1. During bootstrap, a node will drop the Thrift port and will not be
accessible from `nodetool`.
1. Bootstrap can take many hours when a lot of data is involved. See
[[Streaming]] for how to monitor progress.

Cassandra is smart enough to transfer data from the nearest source node(s), if
your !EndpointSnitch is configured correctly. So, the new node doesn't need to
be in the same datacenter as the primary replica for the Range it is
bootstrapping into, as long as another replica is in the datacenter with the
new one.

Bootstrap progress can be monitored using `nodetool` with the `streams`
argument.

During bootstrap `nodetool` may report that the new node is not receiving nor
sending any streams, this is because the sending node will copy out locally the
data they will send to the receiving one, which can be seen in the sending node
through the the "AntiCompacting... AntiCompacted" log messages.

== Moving or Removing nodes ==
=== Removing nodes entirely ===
You can take a node out of the cluster with `nodetool decommission` to a live
node, or `nodetool removetoken` (to any other machine) to remove a dead one.
This will assign the ranges the old node was responsible for to other nodes,
and replicate the appropriate data there. If `decommission` is used, the data
will stream from the decommissioned node. If `removetoken` is used, the data
will stream from the remaining replicas.

No data is removed automatically from the node being decommissioned, so if you
want to put the node back into service at a different token on the ring, it
should be removed manually.

=== Moving nodes ===
`nodetool move`: move the target node to a given Token. Moving is essentially a
convenience over decommission + bootstrap.
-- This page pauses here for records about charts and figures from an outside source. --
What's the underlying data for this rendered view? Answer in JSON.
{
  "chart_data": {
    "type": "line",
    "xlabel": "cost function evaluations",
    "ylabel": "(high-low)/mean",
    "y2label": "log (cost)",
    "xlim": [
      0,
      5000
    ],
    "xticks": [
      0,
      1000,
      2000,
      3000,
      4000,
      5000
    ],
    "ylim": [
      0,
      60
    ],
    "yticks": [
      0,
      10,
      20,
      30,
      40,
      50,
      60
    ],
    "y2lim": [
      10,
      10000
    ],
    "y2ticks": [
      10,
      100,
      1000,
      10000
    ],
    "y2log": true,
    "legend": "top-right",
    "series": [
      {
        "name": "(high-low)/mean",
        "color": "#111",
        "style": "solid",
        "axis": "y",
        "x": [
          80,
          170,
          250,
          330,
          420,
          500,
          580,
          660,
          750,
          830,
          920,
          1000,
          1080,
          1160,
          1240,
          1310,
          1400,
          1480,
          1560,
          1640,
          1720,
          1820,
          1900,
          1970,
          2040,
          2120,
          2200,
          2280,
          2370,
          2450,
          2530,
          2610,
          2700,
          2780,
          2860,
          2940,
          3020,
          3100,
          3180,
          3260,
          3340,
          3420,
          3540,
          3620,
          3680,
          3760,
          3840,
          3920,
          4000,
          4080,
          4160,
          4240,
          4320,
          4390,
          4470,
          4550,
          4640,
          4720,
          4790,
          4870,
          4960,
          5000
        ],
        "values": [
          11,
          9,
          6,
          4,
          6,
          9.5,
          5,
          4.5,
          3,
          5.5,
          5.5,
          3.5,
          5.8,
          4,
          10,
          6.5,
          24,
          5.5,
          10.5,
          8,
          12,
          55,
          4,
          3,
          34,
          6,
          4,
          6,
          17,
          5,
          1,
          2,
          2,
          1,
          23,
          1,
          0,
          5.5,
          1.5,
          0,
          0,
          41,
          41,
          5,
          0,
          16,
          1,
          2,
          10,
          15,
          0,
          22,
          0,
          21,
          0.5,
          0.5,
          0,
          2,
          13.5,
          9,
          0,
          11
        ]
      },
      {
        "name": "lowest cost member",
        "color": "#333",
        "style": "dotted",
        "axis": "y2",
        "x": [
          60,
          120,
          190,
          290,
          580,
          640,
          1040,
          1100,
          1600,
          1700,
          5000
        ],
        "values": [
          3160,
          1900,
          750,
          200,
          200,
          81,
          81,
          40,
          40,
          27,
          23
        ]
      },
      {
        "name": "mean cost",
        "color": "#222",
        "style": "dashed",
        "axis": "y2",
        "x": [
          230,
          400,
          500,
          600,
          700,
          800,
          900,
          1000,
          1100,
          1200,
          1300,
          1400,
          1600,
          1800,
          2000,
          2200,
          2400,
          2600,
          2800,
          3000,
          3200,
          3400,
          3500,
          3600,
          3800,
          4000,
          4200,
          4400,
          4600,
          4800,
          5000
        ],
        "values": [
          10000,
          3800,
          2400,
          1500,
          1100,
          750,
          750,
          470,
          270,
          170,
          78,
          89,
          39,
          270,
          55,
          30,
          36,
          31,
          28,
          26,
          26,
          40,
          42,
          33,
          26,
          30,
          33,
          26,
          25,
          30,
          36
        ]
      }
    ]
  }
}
As with bootstrap, see [[Streaming]] for how to monitor progress.

=== Load balancing ===
`nodetool loadbalance`: also essentially a convenience over decommission +
bootstrap, only instead of telling the target node where to move on the ring it
will choose its location based on the same heuristic as Token selection on
bootstrap.

The status of move and balancing operations can be monitored using `nodetool`
with the `streams` argument.

== Consistency ==
Cassandra allows clients to specify the desired consistency level on reads and
writes. (See [[API]].) If R + W > N, where R, W, and N are respectively the
read replica count, the write replica count, and the replication factor, all
client reads will see the most recent write. Otherwise, readers '''may''' see
older versions, for periods of typically a few ms; this is called "eventual
consistency." See
http://www.allthingsdistributed.com/2008/12/eventually_consistent.html and
http://queue.acm.org/detail.cfm?id=1466448 for more.

See below about consistent backups.

=== Repairing missing or inconsistent data ===
Cassandra repairs data in two ways:

1. Read Repair: every time a read is performed, Cassandra compares the
versions at each replica (in the background, if a low consistency was requested
by the reader to minimize latency), and the newest version is sent to any
out-of-date replicas.
1. Anti-Entropy: when `nodetool repair` is run, Cassandra computes a Merkle
tree of the data on that node, and compares it with the versions on other
replicas, to catch any out of sync data that hasn't been read recently. This
is intended to be run infrequently (e.g., weekly) since computing the Merkle
tree is relatively expensive in disk i/o and CPU, since it scans ALL the data
on the machine (but it is is very network efficient).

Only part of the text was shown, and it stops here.